Теперь у них возникали скандалы по малейшему поводу.
Как-то звонок разбудил его среди ночи.
– Алло! Я вас слушаю, – интимно прошептал Антон.
В ответ кто-то всхлипнул. Еще раз. Он хотел заорать: «Вася! Где ты? Я сейчас примчусь к тебе, только не плачь! Все еще образуется!» Но страх перед Маргаритой уже перерос в болезнь. Он осторожно положил трубку на рычаг.
Года через два после этого он снова – уже случайно – оказался в красноярском поезде. Теперь он не мучился ради пятиминутной стоянки в удмуртском захолустье. Сразу после Кирова он уснул. И вдруг почувствовал сильный толчок в грудь, и сладенький голос над ухом промурлыкал: «А ведь она уже умерла! Умерла! Так-то вот! Сходил бы на могилку – проведал…»
За окном – тот же деревенский пейзаж. Маленькая круглая бабенция в огромных сапожищах месила привокзальную грязь.
Солнце сегодня так и не показалось. Спина озябла. Земля с каждым днем все холоднее.
– Она не умерла, слава Богу! – обратился Полежаев к пчелам и шмелям, которым было наплевать на его откровения.

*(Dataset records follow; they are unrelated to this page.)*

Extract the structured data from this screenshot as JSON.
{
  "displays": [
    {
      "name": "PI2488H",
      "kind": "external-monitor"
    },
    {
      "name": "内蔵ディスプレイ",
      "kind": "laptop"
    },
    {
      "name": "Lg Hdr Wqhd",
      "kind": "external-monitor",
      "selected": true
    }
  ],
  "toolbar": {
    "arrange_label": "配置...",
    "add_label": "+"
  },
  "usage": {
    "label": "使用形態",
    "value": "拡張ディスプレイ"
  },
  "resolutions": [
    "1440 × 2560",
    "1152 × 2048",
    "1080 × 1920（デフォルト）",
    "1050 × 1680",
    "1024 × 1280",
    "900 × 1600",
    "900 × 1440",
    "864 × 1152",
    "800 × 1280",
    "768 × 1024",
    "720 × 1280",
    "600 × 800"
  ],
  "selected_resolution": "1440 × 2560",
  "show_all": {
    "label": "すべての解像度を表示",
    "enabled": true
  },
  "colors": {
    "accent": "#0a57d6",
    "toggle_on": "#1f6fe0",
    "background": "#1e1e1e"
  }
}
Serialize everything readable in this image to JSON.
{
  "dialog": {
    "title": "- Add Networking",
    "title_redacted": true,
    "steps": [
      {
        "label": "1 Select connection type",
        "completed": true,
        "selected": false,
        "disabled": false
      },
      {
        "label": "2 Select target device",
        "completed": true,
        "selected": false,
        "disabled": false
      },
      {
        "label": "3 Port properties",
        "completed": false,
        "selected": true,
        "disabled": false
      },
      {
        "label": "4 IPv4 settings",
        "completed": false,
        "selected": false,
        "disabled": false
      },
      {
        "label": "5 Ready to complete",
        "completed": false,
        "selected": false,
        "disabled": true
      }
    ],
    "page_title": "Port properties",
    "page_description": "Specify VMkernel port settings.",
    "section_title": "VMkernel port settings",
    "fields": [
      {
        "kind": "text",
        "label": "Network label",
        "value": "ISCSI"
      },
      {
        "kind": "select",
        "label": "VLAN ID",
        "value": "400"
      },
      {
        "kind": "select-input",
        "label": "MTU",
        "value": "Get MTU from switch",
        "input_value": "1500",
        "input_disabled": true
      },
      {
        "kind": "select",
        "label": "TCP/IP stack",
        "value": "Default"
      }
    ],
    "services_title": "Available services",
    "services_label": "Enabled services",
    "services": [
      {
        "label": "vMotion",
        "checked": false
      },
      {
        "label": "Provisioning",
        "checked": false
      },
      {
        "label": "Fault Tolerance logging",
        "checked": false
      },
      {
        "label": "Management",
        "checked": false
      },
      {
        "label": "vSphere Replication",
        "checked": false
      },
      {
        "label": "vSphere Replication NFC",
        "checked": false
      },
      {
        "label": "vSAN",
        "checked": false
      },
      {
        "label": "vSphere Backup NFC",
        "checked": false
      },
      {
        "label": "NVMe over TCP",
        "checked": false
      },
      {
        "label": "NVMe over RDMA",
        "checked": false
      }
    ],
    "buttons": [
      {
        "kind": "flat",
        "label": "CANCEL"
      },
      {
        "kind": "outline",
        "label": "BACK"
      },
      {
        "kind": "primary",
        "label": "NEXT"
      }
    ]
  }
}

А ведь прошло совсем немного времени с тех пор, как они познакомились. Десять лет. Ему всего тридцать пять. Он молод и полон сил. И все же кажется, что минуло столетие. Что все это было не с ним. В какой-то другой, ирреальной жизни.
Он вздрогнул. По ноге ползла пчела. Смахнул ее на траву и вдруг осознал всю трагедию происходящего. Бедняжка вылетела из улья, чтобы умереть. Крылышки износились от тяжких трудов и больше не служили ей. Она переваливалась с травки на травку в предчувствии долгожданного покоя. Ей, наверно, хотелось умереть на цветке, потому что она несколько раз пыталась подняться по стеблю, но тщетно. Всем нам хочется обставить это дело понарядней.
«И всего-то она прожила три месяца. Длиной в столетие…»
Он позвонил Василине на работу.
– Ну, как ты?
– Держусь. Только сегодня в редакции спохватились, что Лени третий день нет. Главный редактор рвет и мечет. Обратился в милицию. Может, хоть теперь пошевелятся эти господа? Ты как? Не разгадал, почему Леня написал твою фамилию на той бумажке?
После того как Еремин пренебрежительно отнесся к писанине журналиста, Антон и думать забыл о листке с текстом.
– Не хочешь встретиться? – закинул удочку Полежаев.
– Ой, Антоша, только не сегодня! Ведь ты наверняка ударишься в воспоминания, а мне сейчас не до этого. И вообще я превратилась в самую обыкновенную бабу, с которой тебе не о чем говорить. Стоит только прикинуть, что Маргарите тогда было двадцать пять, а мне сегодня уже двадцать восемь, – и все станет ясно. Ты любил во мне девочку. Ее больше нет.
– Главное, поменьше философствуй. Я твою теорию разобью в пух и прах, вот только доберусь до тебя! Может, сходим в «Иллюзион»? Ты раньше любила бегать по киношкам. Обещаю не ударяться в воспоминания.